Tuesday, September 8, 2009

Don't Make Me Break My Foot Off In Your Ass

I've basically quit reading the Economist because while they always have one eye sticking out, the rest of their head is constantly buried in the sand.  Witness the glittering gem-like logic of this reasoning:

Yet there was a common ingredient in most failures: an over-reliance on wholesale borrowing. As the Western banking system has expanded over the past two decades its assets have grown to about 2.5 times its deposits, forcing firms to seek other types of finance. Bear Stearns and Northern Rock, largely reliant on short-term borrowing, faced the modern version of a "run" when their counterparties refused to roll over debts. Most other banks suffered some loss of confidence, forcing them to turn to funding from the state.

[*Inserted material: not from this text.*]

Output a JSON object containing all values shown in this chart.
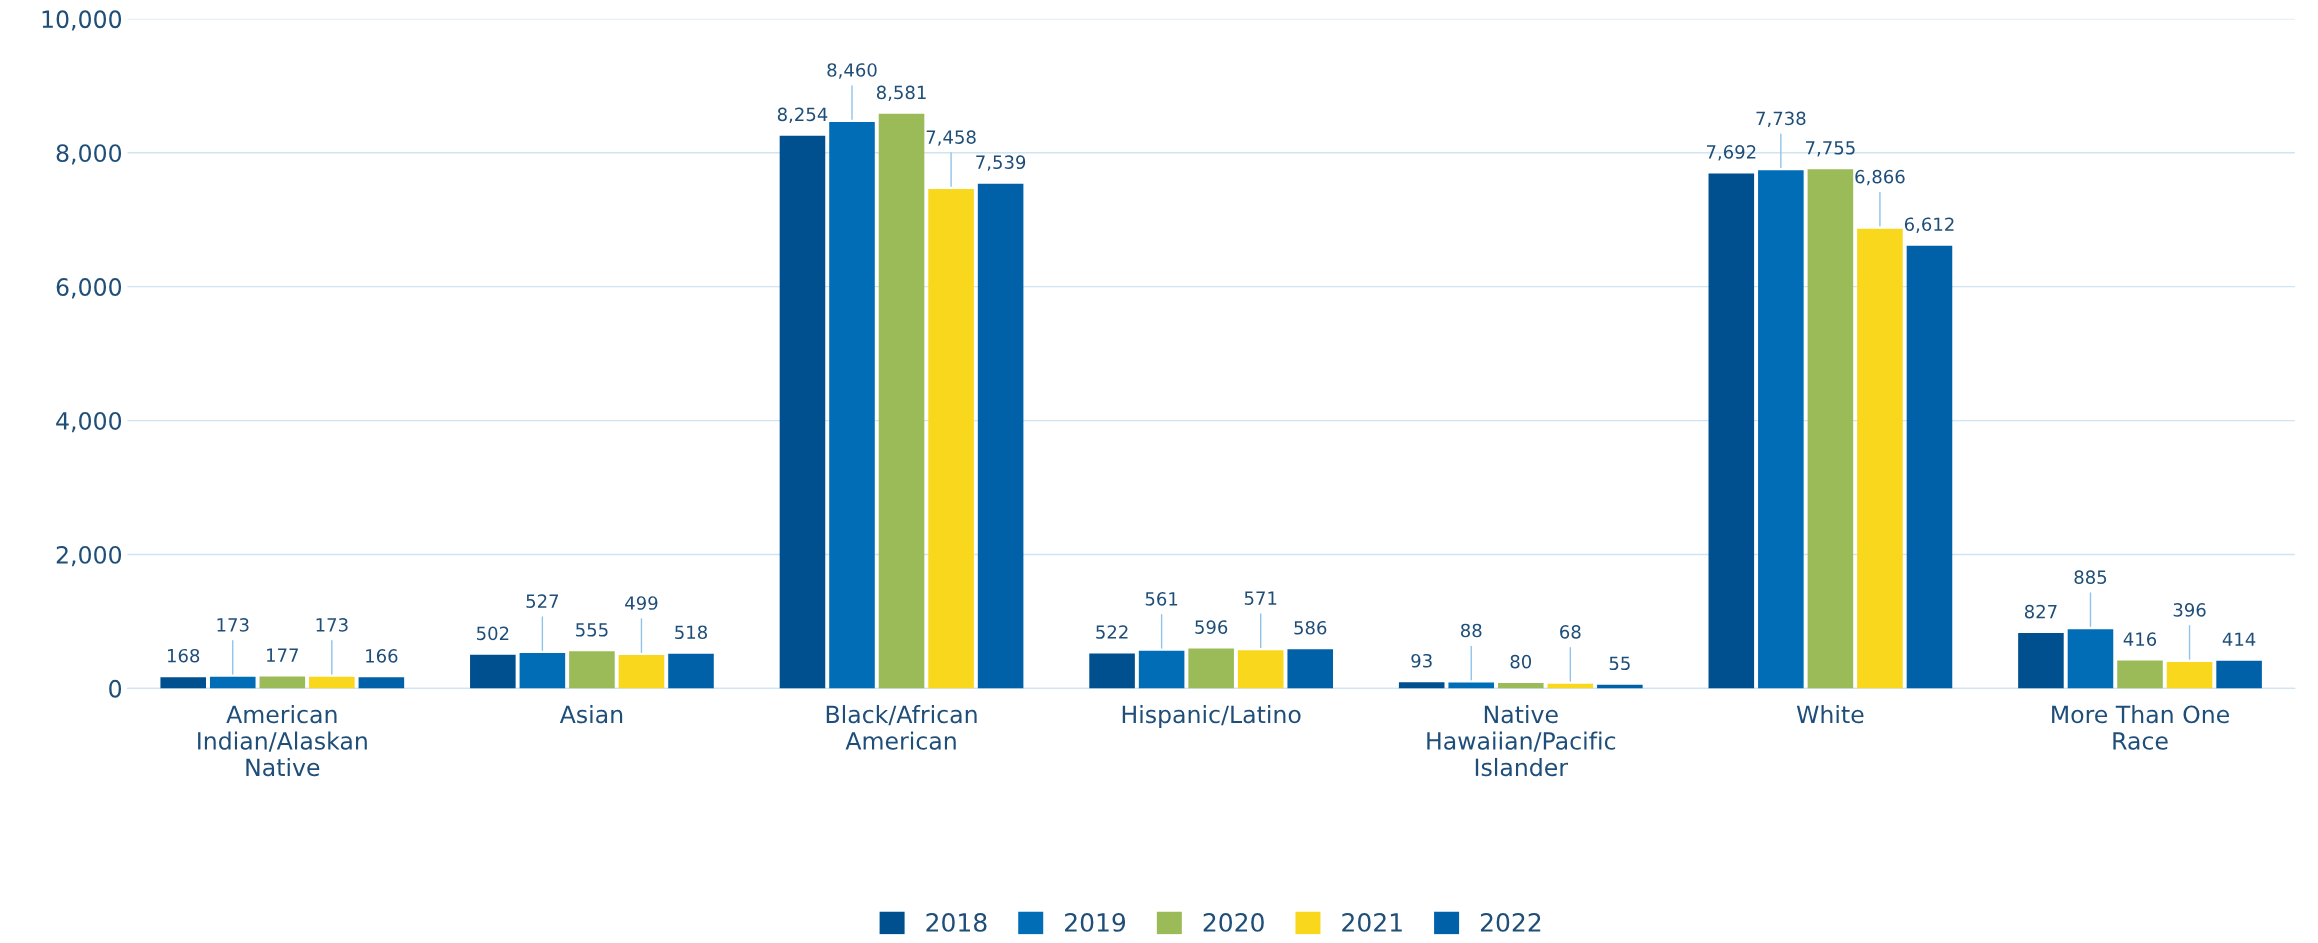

Unsurprisingly, regulators think that forcing banks to find more secure funding, along with more capital, will make the system safer. The Basel club of bank supervisors is considering new liquidity rules, as are many national regulators. New Zealand has already drawn up concrete rules (see article). It is not clear how far this can go. There can be no return to an idealised past where only a dollar deposited in a bank would be loaned out. To force banks to rely only on deposits would require a big shrinkage of their balance-sheets, with devastating economic implications.

So ... the basic model is obviously unstable, and recently resulted in a thunderous crash heard round the world, but it would be dangerous to move towards a safer system?  I see.  Jolly good old chap.  Another gin and a stiff upper lip and we can follow Chuck Prince's advice and keep dancing.  Ponzi was a small time schmuck by comparison.

Now that Big Finance has been nursed back to rude health by suckling at the teat of Big Government, nobody sees to mention anymore that this unstable funding is still real money.  Arguably, that money should never have been printed up (inflation is always and everywhere a monetary phenomenon, it just manifests itself sometimes as price inflation and sometimes as asset inflation).  But now that it exists, it has to go somewhere.  The issue at hand is whether you force the unstable wholesale money that is liable to panicked flight back into the old FDIC regulated deposit system that we set up after the last snafu.  If you force the holders of that money to either genuinely put it at risk (without an implicit government backstop) or to put it in the safety of a regulated banking system and accept lower returns, then you can make the systemic parts of the system less liable to runs at the same time as you allow the non-systemic portions to fail if that's what they deserve. 

Deleveraging is real, both for the banks and for consumers, but the problem is compounded by this half guarantee.  If you encouraged the creation of new banks that could absorb the wholesale money as normal deposits, rather than trying to prop up the old banks by re-guaranteeing their slippery funding, you could have less aggregate deleveraging at the system level because you would have cleaner and more transparent balance sheets that could safely tolerate higher leverage.  Naturally, this is politically impossible, and is exactly the opposite of what we're doing.  The economic implications of banks in general relying on deposits is much less devastating than if the banks that currently monopolize the system are forced to go back to relying on deposits and we allow them to keep their monopoly.  In other words, the current banks have convinced us that they are the only possible banks.  There was a moment in March when some smart people were talking about starting over with the banking system (Buiter and his good bank solution was one of the best ideas in my mind) but then the government got its con job mojo working and foreclosed on any possibility of change.  They consider this to be "success".  And it's pretty clear who succeeded.


2 comments:

claridge-chang lab said...

"The magazine is written by young people pretending to be old people,"

BwO said...

That's perfect, and probably accounts for why I liked it ten years ago.